O contexto social, econômico e político mais amplo estavam marcados pelo fato das elites dirigentes de Roma oprimirem e cobrarem pesados impostos a todos os povos, que elas  subjugavam.[3] As elites políticas, econômicas e intelectuais de cada cidade-estado dominada por Roma, aliavam-se às de Roma, na dominação e exploração dos membros mais fracos e pobres das respectivas nações.[4] Em cada nação, havia, portanto, seus respectivos grupos fechados de ideólogos hegemônicos (sacerdotes; filósofos; hierofantes, magos, místicos, etc.) já estabelecidos como mestres e/ou em instituições culturais hierarquizadas. Ideólogos estes aliados tanto às elites políticas locais como às romanas. Estes Ideólogos dominavam os seus fiéis seguidores, através de poderosos discursos sedutores embora falseados, e assim exploravam economicamente esses povos. Pois, tais ideólogos já estabelecidos inculcavam, através de suas doutrinas, visões conformistas de mundo, para facilitar a dominação e a exploração econômica sobre os indivíduos do povo. Dominação e exploração estas que os ideólogos faziam, articuladamente, aliados as respectivas elites políticas e econômicas.

Outros grupos de ideólogos ainda não estavam estabelecidos. Estes elaboravam novas doutrinas sedutoras poderosas embora falseadas, com o objetivo de montares, também, seus próprios negócios, isto é, novas instituições culturais (comunidades religiosas, filosóficas, etc.), estruturadas hierarquicamente. Desse modo, tais ideólogos visavam tirar seus sustentos e se elitizarem. Na Palestina, os ideólogos elitistas ou hegemônicos se apresentavam como sacerdotes, mestres e sábios (fariseus, saduceus e escribas).
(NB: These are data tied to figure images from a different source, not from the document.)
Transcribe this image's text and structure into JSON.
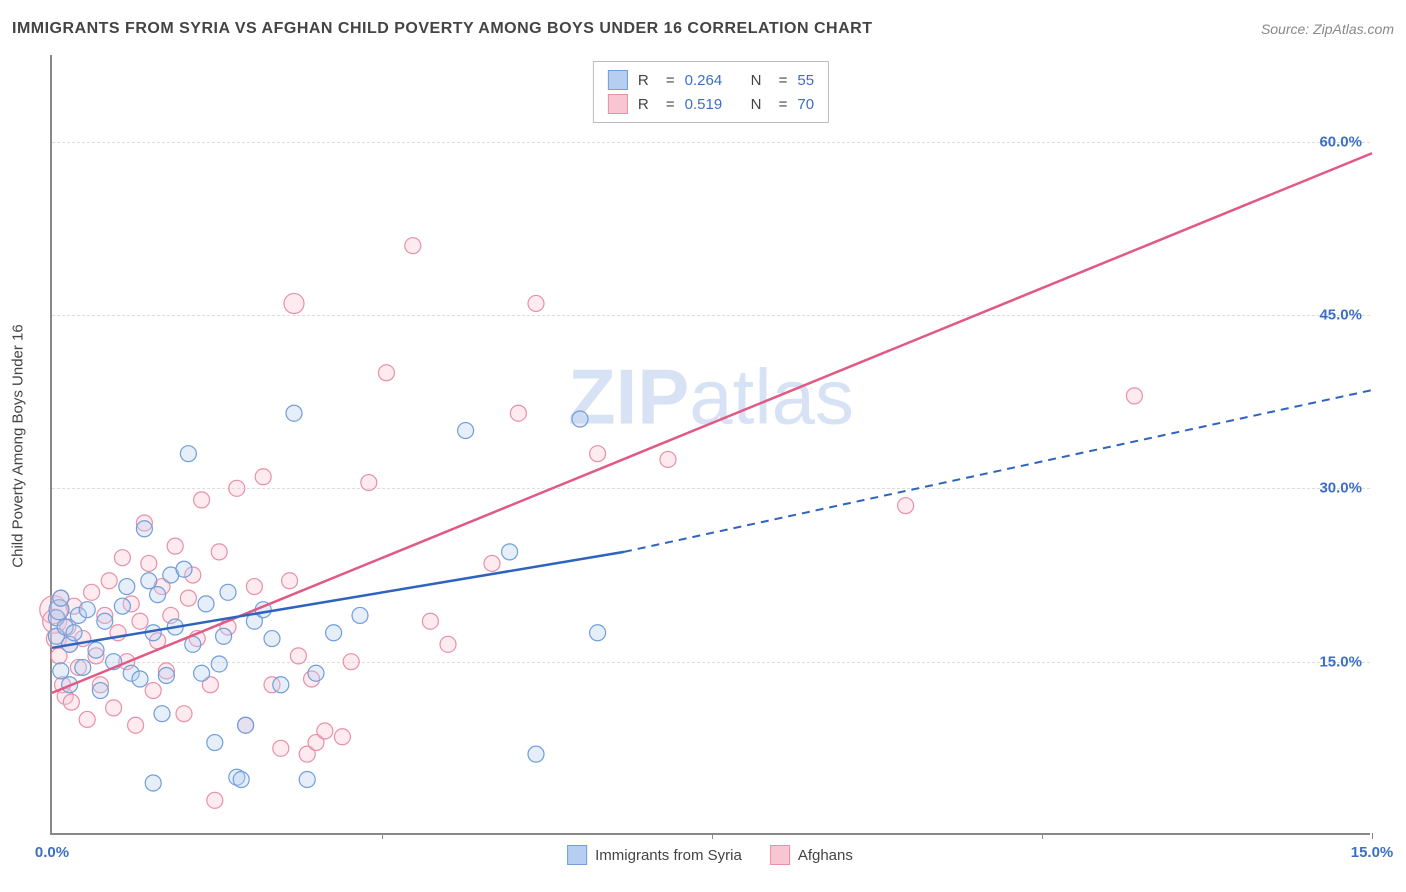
{
  "title": "IMMIGRANTS FROM SYRIA VS AFGHAN CHILD POVERTY AMONG BOYS UNDER 16 CORRELATION CHART",
  "source": "Source: ZipAtlas.com",
  "watermark_bold": "ZIP",
  "watermark_light": "atlas",
  "y_axis_label": "Child Poverty Among Boys Under 16",
  "xlim": [
    0,
    15
  ],
  "ylim": [
    0,
    67.5
  ],
  "xtick_labels": {
    "0": "0.0%",
    "15": "15.0%"
  },
  "xticks_minor": [
    3.75,
    7.5,
    11.25,
    15
  ],
  "ytick_labels": {
    "15": "15.0%",
    "30": "30.0%",
    "45": "45.0%",
    "60": "60.0%"
  },
  "grid_h": [
    15,
    30,
    45,
    60
  ],
  "background_color": "#ffffff",
  "grid_color": "#dddddd",
  "axis_color": "#888888",
  "tick_label_color": "#3b6fc7",
  "series": {
    "blue": {
      "label": "Immigrants from Syria",
      "fill": "#b6cff0",
      "stroke": "#6f9edb",
      "line_color": "#2e64c0",
      "R": "0.264",
      "N": "55",
      "trend": {
        "x1": 0,
        "y1": 16.2,
        "x2": 6.5,
        "y2": 24.5,
        "x2_ext": 15,
        "y2_ext": 38.5,
        "dashed_after": 6.5
      },
      "points": [
        [
          0.05,
          18.8,
          8
        ],
        [
          0.05,
          17.2,
          8
        ],
        [
          0.08,
          19.5,
          10
        ],
        [
          0.1,
          20.5,
          8
        ],
        [
          0.1,
          14.2,
          8
        ],
        [
          0.15,
          18.0,
          8
        ],
        [
          0.2,
          16.5,
          8
        ],
        [
          0.2,
          13.0,
          8
        ],
        [
          0.25,
          17.5,
          8
        ],
        [
          0.3,
          19.0,
          8
        ],
        [
          0.35,
          14.5,
          8
        ],
        [
          0.4,
          19.5,
          8
        ],
        [
          0.5,
          16.0,
          8
        ],
        [
          0.55,
          12.5,
          8
        ],
        [
          0.6,
          18.5,
          8
        ],
        [
          0.7,
          15.0,
          8
        ],
        [
          0.8,
          19.8,
          8
        ],
        [
          0.85,
          21.5,
          8
        ],
        [
          0.9,
          14.0,
          8
        ],
        [
          1.0,
          13.5,
          8
        ],
        [
          1.05,
          26.5,
          8
        ],
        [
          1.1,
          22.0,
          8
        ],
        [
          1.15,
          17.5,
          8
        ],
        [
          1.2,
          20.8,
          8
        ],
        [
          1.25,
          10.5,
          8
        ],
        [
          1.3,
          13.8,
          8
        ],
        [
          1.35,
          22.5,
          8
        ],
        [
          1.4,
          18.0,
          8
        ],
        [
          1.5,
          23.0,
          8
        ],
        [
          1.55,
          33.0,
          8
        ],
        [
          1.6,
          16.5,
          8
        ],
        [
          1.7,
          14.0,
          8
        ],
        [
          1.75,
          20.0,
          8
        ],
        [
          1.85,
          8.0,
          8
        ],
        [
          1.9,
          14.8,
          8
        ],
        [
          1.95,
          17.2,
          8
        ],
        [
          2.0,
          21.0,
          8
        ],
        [
          2.1,
          5.0,
          8
        ],
        [
          2.15,
          4.8,
          8
        ],
        [
          2.2,
          9.5,
          8
        ],
        [
          2.3,
          18.5,
          8
        ],
        [
          2.4,
          19.5,
          8
        ],
        [
          2.5,
          17.0,
          8
        ],
        [
          2.6,
          13.0,
          8
        ],
        [
          2.75,
          36.5,
          8
        ],
        [
          2.9,
          4.8,
          8
        ],
        [
          3.0,
          14.0,
          8
        ],
        [
          3.2,
          17.5,
          8
        ],
        [
          3.5,
          19.0,
          8
        ],
        [
          4.7,
          35.0,
          8
        ],
        [
          5.2,
          24.5,
          8
        ],
        [
          5.5,
          7.0,
          8
        ],
        [
          6.0,
          36.0,
          8
        ],
        [
          6.2,
          17.5,
          8
        ],
        [
          1.15,
          4.5,
          8
        ]
      ]
    },
    "pink": {
      "label": "Afghans",
      "fill": "#f8c6d3",
      "stroke": "#e98fa8",
      "line_color": "#e05a84",
      "R": "0.519",
      "N": "70",
      "trend": {
        "x1": 0,
        "y1": 12.3,
        "x2": 15,
        "y2": 59.0
      },
      "points": [
        [
          0.02,
          19.5,
          14
        ],
        [
          0.03,
          18.5,
          12
        ],
        [
          0.05,
          17.0,
          10
        ],
        [
          0.08,
          15.5,
          8
        ],
        [
          0.1,
          20.5,
          8
        ],
        [
          0.12,
          13.0,
          8
        ],
        [
          0.15,
          12.0,
          8
        ],
        [
          0.18,
          18.0,
          8
        ],
        [
          0.2,
          16.5,
          8
        ],
        [
          0.22,
          11.5,
          8
        ],
        [
          0.25,
          19.8,
          8
        ],
        [
          0.3,
          14.5,
          8
        ],
        [
          0.35,
          17.0,
          8
        ],
        [
          0.4,
          10.0,
          8
        ],
        [
          0.45,
          21.0,
          8
        ],
        [
          0.5,
          15.5,
          8
        ],
        [
          0.55,
          13.0,
          8
        ],
        [
          0.6,
          19.0,
          8
        ],
        [
          0.65,
          22.0,
          8
        ],
        [
          0.7,
          11.0,
          8
        ],
        [
          0.75,
          17.5,
          8
        ],
        [
          0.8,
          24.0,
          8
        ],
        [
          0.85,
          15.0,
          8
        ],
        [
          0.9,
          20.0,
          8
        ],
        [
          0.95,
          9.5,
          8
        ],
        [
          1.0,
          18.5,
          8
        ],
        [
          1.05,
          27.0,
          8
        ],
        [
          1.1,
          23.5,
          8
        ],
        [
          1.15,
          12.5,
          8
        ],
        [
          1.2,
          16.8,
          8
        ],
        [
          1.25,
          21.5,
          8
        ],
        [
          1.3,
          14.2,
          8
        ],
        [
          1.35,
          19.0,
          8
        ],
        [
          1.4,
          25.0,
          8
        ],
        [
          1.5,
          10.5,
          8
        ],
        [
          1.55,
          20.5,
          8
        ],
        [
          1.6,
          22.5,
          8
        ],
        [
          1.65,
          17.0,
          8
        ],
        [
          1.7,
          29.0,
          8
        ],
        [
          1.8,
          13.0,
          8
        ],
        [
          1.85,
          3.0,
          8
        ],
        [
          1.9,
          24.5,
          8
        ],
        [
          2.0,
          18.0,
          8
        ],
        [
          2.1,
          30.0,
          8
        ],
        [
          2.2,
          9.5,
          8
        ],
        [
          2.3,
          21.5,
          8
        ],
        [
          2.4,
          31.0,
          8
        ],
        [
          2.5,
          13.0,
          8
        ],
        [
          2.6,
          7.5,
          8
        ],
        [
          2.7,
          22.0,
          8
        ],
        [
          2.75,
          46.0,
          10
        ],
        [
          2.8,
          15.5,
          8
        ],
        [
          2.9,
          7.0,
          8
        ],
        [
          2.95,
          13.5,
          8
        ],
        [
          3.0,
          8.0,
          8
        ],
        [
          3.1,
          9.0,
          8
        ],
        [
          3.3,
          8.5,
          8
        ],
        [
          3.4,
          15.0,
          8
        ],
        [
          3.6,
          30.5,
          8
        ],
        [
          3.8,
          40.0,
          8
        ],
        [
          4.1,
          51.0,
          8
        ],
        [
          4.3,
          18.5,
          8
        ],
        [
          4.5,
          16.5,
          8
        ],
        [
          5.0,
          23.5,
          8
        ],
        [
          5.3,
          36.5,
          8
        ],
        [
          5.5,
          46.0,
          8
        ],
        [
          6.2,
          33.0,
          8
        ],
        [
          7.0,
          32.5,
          8
        ],
        [
          9.7,
          28.5,
          8
        ],
        [
          12.3,
          38.0,
          8
        ]
      ]
    }
  },
  "legend_text": {
    "R": "R",
    "eq": "=",
    "N": "N"
  }
}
O Jesus Histórico houvera ensinado sua doutrina às lideranças que preparava, com o objetivo de estabelecer uma base ou “quartel general” em Jerusalém, e desta base enviá-las para todas as nações (cf. Mt 28, 18-20; Jo 17, 18; At 19-21). A missão era dar, mesmo sob perseguição sistemática, continuidade e expandir o revolucionário modelo de formação social igualitário, horizontal, fraternal e radicalmente pacifista, que o Mestre preparara e desencadeara, para seus fiéis seguidores. Este movimento social revolucionário era caracterizado, entre outros aspectos, pela promoção de desconcentração e desacumulação de riquezas nas mãos de poucos. Nesta direção, o Jesus histórico aconselhava que os ricos vendessem seus bens e dessem-nos aos pobres, como condição sem a qual não poderiam segui-lo nem adentrar no “reino dos céus” (práxis revolucionária e libertadora do próprio indivíduo) (cf. Mt 19, 21).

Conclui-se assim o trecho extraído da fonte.